Le service de transport de passagers de la start-up californienne Uber, met en relation des conducteurs non professionnels avec des clients via une application smatrphone. Un concept attaqué sur plusieurs fronts juridiques.

(UberPop, un concept attaqué sur plusieurs fronts juridiques © MAXPPP)

Entrée en piste devant la cour d’appel pour les avocats d’Uber d’un côté et, ceux des opposants : taxis et VTC réunis. Au cœur des débats : la victoire remportée par la start-up américaine en décembre dernier devant le tribunal de commerce, la juridiction avait refusé de l’interdire. Le parquet a fait appel. Les plaidoiries ont donc lieu aujourd’hui.

 

Alors illégal ou pas ? Les décrets d'application de la loi Thévenoud ont tranché depuis le 1er janvier répond le ministère de l’Intérieur.
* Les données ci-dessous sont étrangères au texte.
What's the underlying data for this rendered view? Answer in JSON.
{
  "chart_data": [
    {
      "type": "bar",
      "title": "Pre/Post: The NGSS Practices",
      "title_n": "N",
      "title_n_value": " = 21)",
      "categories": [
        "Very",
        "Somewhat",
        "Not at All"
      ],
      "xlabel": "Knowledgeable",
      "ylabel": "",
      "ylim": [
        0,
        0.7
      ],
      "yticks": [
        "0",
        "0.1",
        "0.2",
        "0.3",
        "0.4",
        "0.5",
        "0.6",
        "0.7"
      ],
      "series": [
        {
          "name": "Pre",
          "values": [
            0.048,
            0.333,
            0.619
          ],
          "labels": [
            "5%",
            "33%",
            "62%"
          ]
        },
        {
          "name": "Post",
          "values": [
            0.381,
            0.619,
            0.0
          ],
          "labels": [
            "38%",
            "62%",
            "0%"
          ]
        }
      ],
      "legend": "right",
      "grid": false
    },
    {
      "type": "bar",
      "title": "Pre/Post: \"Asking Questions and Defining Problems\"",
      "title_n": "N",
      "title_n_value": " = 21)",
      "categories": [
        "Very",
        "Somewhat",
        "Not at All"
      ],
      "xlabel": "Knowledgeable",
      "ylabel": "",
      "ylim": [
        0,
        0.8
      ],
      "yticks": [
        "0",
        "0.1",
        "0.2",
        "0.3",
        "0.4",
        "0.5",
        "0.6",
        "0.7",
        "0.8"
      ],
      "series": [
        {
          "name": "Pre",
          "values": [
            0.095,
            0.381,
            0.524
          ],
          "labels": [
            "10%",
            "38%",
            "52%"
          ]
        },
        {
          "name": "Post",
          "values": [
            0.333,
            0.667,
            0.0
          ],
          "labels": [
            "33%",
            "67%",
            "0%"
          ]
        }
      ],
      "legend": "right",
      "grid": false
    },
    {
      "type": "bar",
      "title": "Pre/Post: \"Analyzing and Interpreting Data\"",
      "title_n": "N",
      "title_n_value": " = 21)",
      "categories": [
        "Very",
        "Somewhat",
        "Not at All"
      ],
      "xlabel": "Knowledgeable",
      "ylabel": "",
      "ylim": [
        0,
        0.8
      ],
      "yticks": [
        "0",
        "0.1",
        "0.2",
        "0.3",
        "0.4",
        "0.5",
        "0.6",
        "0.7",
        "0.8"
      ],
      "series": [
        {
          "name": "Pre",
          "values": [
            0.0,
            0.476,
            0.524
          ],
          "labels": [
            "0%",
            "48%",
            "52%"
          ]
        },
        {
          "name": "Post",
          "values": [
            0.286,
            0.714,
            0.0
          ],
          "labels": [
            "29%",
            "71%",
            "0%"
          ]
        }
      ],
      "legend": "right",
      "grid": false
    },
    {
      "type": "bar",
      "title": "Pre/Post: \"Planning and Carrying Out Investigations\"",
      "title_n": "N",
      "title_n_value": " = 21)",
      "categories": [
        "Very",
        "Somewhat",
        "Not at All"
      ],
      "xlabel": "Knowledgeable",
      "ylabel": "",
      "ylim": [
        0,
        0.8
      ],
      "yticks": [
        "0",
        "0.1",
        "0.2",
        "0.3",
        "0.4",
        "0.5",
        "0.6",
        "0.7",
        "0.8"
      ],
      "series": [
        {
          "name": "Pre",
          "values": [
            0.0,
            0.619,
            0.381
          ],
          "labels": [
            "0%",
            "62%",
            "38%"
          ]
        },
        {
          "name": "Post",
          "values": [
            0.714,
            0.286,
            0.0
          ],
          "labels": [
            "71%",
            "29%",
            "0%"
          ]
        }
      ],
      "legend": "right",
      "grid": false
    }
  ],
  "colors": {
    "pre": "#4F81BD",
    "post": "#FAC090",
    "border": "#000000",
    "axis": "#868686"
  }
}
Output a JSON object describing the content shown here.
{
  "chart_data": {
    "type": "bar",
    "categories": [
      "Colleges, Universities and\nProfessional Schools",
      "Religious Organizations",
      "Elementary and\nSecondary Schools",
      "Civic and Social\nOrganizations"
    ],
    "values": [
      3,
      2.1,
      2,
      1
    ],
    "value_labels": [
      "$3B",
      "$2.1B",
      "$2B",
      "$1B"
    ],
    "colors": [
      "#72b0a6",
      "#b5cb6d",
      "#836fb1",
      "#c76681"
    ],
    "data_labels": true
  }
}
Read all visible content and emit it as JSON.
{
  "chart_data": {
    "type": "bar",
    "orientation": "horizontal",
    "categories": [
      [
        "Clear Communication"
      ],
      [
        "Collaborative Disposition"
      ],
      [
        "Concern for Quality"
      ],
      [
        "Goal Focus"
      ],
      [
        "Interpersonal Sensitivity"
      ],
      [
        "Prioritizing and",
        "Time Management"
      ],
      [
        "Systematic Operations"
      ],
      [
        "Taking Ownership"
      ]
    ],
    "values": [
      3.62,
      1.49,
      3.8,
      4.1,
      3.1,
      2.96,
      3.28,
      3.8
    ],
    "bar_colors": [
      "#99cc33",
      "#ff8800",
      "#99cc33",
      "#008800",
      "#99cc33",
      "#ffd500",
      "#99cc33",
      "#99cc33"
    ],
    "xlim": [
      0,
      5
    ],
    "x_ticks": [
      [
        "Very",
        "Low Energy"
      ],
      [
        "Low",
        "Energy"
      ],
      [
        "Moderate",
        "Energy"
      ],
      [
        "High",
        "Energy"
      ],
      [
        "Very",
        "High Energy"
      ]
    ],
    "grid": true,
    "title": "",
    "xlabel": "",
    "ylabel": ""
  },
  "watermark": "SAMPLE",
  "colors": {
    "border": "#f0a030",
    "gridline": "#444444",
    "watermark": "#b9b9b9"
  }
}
Les arrestations se multiplient dans les rangs des chauffeurs : la police a dressé plus de 110 PV à Paris, en un mois et demi.

Depuis, la maison mère a mené la riposte : elle a déposé, fin janvier, une seconde plainte devant la Commission européenne pour entrave à la liberté d'entreprendre. 

Un service qui répond à un besoin devrait argumenter les avocats d'UberPop qui revendique aujourd’hui près de 200.000 utilisateurs. Ses concurrents dénoncent, eux, un "plan de communication permanent au mépris du droit".

Uber rencontre aussi de forts obstacles juridiques, de l’Allemagne à l’Espagne en passant par la Thaïlande et la Corée du Sud. Fondée en 2009 en Californie, Uber est désormais présent dans plus de 200 villes et 54 pays, contre seulement 60 villes et 21 pays il y a un an.